8 Qualities for Effective Helping – Part 2

In Understanding the Times Dr. Jimmy Lee relates eight qualities that are necessary for any person to be effective in helping relationships. When used successfully these core conditions can benefit all relationships. These qualities are a process which requires practice. Last week we began looking at the first of these eight qualities.

Today we look at the second quality: Warmth

Dr Lee says:

Warmth is communicated primarily through nonverbal ways including eye contact, non possessive touch, and body language. A congregation that has warmth will be accepting and caring instead of ignoring, rejecting, or giving a cold shoulder. Warmth is shown by a person’s concern and affection for others.

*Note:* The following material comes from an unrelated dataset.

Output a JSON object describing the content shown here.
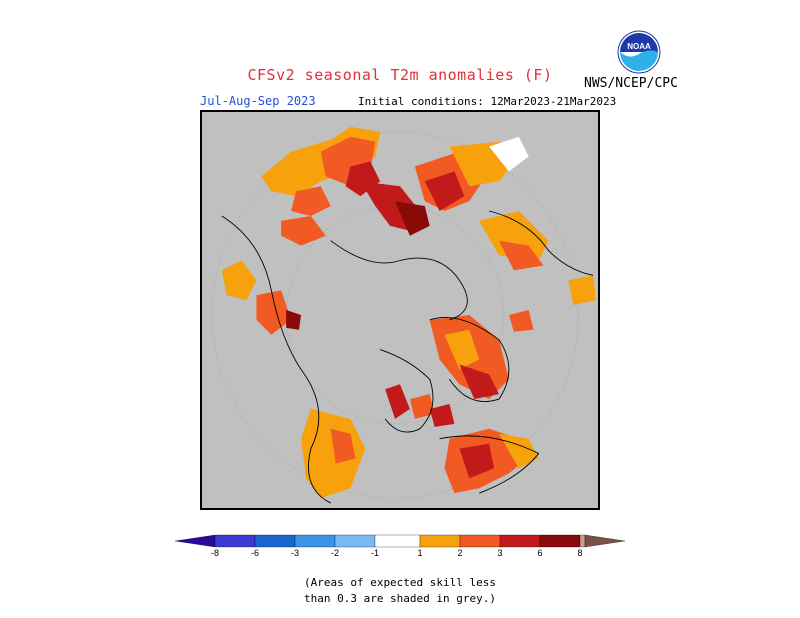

People’s inner feelings are often displayed by their tone of voice or body movement. A warm voice and a caring touch can bring peace and calmness to a brokenhearted person. Warmth communicates openness and thus lessens the defensiveness of a person seeking assistance and helps to build trust relationships. Paul states in Romans 12:10 (Phillips), “Let us have real warm affection for one another as between brothers, and a willingness to let the other man have the credit.” Warmth is nonverbal openness which helps create an environment of healing and growth in the local church.

If we expect our students to listen and grow we must create an environment where they know they are loved and accepted. Warmth is a crucial key. I tried to make a regular practice of putting my hand on the shoulder of a student as I walked by and smiling and saying something like, “how ya doin’?” or, “What’s goin’ on?”, and I would stop and give them time to comment. That simple act caused a few students to comment that they thought I was the only staff who cared for them. It doesn’t take much.

As an induction supervisor, after completing the tedious steps of induction, I would ask the new student if I could pray with them. (They always said yes.) I would proceed by placing my hand on their shoulder and praying. In the prayer I would make mention of the fact that this was a difficult transition to a new place and people and took a bold step of faith. I then asked ask God to give them peace. At the end of the prayer, no matter how filthy, sticky or scary looking the new student may have been, I would tell them welcome and then give them a big hug. Rarely did I have a student who did not cry.

Think about it –

  • On a scale of 1 to 10 where do you rate your Warmth level?
  • Ask yourself and brainstorm with your fellow staff members — What is one thing I can begin doing this week that will communicate warmth?